Fernandes: Non-core assets sale to fund special dividends
He says the stakes are in food, engineering and duty-free businesses
PETALING JAYA: AirAsia Bhd shares rose about 5% after its co-founder said that the airline plans to sell more stakes in its non-airline businesses to fund special dividends for shareholders.
AirAsia shares gained 16 sen yesterday to close at RM3.34.
Tan Sri Tony Fernandes, the co-founder and group CEO of AirAsia, told Reuters in Singapore yesterday that “we are going to special dividend those things out”.
Fernandes was talking about selling more stakes in its food, engineering and duty-free businesses.
“There is a whole pipeline of those assets. We do joint ventures (JVs) and eventually we will dispose of those JVs. They are not core. But the relationship will always stay,” Fernandes said.
This is not the first time Fernandes has said that he wants to sell stakes in AirAsia’s noncore assets, having first spoken about it more than a year ago.
On Monday, AirAsia said it had entered into a JV deal with Singapore’s SATS Ground Services Singapore Pte Ltd for ground-handling services in Malaysia and Terminal 4 Changi.
It will also look for opportunities for ground-handling services in Thailand, Indonesia, the Philippines and with third-party airlines.

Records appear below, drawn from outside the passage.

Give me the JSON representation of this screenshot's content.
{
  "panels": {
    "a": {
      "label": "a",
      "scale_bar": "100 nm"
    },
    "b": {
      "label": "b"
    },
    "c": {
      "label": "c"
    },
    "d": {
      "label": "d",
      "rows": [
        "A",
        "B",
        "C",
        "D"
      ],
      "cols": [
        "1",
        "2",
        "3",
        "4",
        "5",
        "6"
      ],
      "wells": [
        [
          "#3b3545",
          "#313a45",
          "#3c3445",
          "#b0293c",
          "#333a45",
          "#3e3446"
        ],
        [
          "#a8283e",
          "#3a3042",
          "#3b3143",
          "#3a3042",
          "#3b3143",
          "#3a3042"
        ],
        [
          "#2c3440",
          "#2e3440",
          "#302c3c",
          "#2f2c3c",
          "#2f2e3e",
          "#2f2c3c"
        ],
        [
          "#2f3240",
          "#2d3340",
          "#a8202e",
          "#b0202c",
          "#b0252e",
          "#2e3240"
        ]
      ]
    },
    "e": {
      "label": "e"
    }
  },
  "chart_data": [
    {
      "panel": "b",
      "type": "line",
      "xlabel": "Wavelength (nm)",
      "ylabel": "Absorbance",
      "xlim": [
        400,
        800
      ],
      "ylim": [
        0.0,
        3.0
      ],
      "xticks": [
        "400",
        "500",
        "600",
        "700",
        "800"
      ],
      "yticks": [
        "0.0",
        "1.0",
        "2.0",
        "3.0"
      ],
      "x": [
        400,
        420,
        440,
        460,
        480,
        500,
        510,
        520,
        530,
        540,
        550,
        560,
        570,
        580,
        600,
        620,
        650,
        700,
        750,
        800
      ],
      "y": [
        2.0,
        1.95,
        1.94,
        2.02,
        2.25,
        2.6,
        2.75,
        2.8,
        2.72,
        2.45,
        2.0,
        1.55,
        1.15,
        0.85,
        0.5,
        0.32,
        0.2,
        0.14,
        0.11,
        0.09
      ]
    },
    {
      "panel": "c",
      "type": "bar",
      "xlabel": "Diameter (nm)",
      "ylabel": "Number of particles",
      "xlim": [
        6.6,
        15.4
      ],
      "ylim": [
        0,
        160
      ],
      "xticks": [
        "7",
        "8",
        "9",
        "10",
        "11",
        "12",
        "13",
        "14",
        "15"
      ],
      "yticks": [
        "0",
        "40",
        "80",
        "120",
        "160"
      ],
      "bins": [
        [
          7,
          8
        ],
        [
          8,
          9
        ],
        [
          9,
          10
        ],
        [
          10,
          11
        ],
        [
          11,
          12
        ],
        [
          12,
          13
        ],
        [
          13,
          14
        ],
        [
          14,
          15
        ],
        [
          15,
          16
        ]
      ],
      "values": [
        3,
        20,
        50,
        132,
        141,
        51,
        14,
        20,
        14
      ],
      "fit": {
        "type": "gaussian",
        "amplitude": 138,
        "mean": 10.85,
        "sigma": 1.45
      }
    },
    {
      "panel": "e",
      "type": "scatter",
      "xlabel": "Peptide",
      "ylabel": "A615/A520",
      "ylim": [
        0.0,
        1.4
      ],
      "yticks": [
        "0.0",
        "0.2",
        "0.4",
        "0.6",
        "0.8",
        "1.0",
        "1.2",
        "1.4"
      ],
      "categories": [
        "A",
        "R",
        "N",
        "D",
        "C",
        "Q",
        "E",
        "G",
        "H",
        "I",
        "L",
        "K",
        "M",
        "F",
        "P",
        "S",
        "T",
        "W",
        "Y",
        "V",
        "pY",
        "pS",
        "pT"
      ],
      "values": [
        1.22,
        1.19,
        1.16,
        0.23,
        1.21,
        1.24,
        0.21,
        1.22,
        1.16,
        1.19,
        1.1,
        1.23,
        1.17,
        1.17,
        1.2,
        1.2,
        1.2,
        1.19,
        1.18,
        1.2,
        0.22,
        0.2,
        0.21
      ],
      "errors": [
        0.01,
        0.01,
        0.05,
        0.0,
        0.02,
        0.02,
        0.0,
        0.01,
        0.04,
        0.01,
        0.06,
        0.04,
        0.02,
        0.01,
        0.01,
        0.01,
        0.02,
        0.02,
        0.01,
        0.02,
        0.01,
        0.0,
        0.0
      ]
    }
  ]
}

Analysts are positive about the JV with SATS, as it not only helps AirAsia unlock the value of its assets, but also helps in improving its ground-handling services in terms of cost and efficiencies.
“The JVs and partnerships would further increase transparency, accountability and efficiency as AirAsia strives to create One AirAsia,” said an industry player.
AirAsia will book in an exceptional one-off gain of RM365.7mil and cash proceeds of RM372.2mil from the JV with SATS.
The deal is expected to be completed by end-November.
Kenanga Research said “we potentially see a round of special dividends of up to 11 sen per share (assuming a 100% pay-out on gains of RM365.7mil)”.
“Our 100% dividend payout assumption is in line with management’s promise to pay out proceeds of its business disposal and we note that AirAsia had previously paid out 100% dividends on its 50% stake sale of AACE (Insurance unit) worth RM429.3mil back in August 2017.”
CIMB Research said “we are raising our target price to RM3.67 a share, adding a special dividend per share (DPS) of 11 sen arising from the sale of Ground Team Red Sdn Bhd, taking the expected total special DPS to RM1.27.”
The DPS of RM1.27 is based on several transactions being concluded.
CIMB Research added that on Aug 25, AirAsia had proposed to sell its 50% interest in AACOE (pilot and crew training school) to CAE for US$100mil (13 sen/share), with RM304.8mil in a one-off gain, also expected to be completed by end-November.
AirAsia is still negotiating the sale of around a 70% stake in Asia Aviation Capital Ltd (aircraft leasing arm), at a whole-company valuation of some US$1bil, and also a sale of its remaining 25% interest in AAE Travel for around US$100mil.
“In our estimate, the latter two are worth RM1.03/share, if the entire proceeds are paid out as dividends,” it said.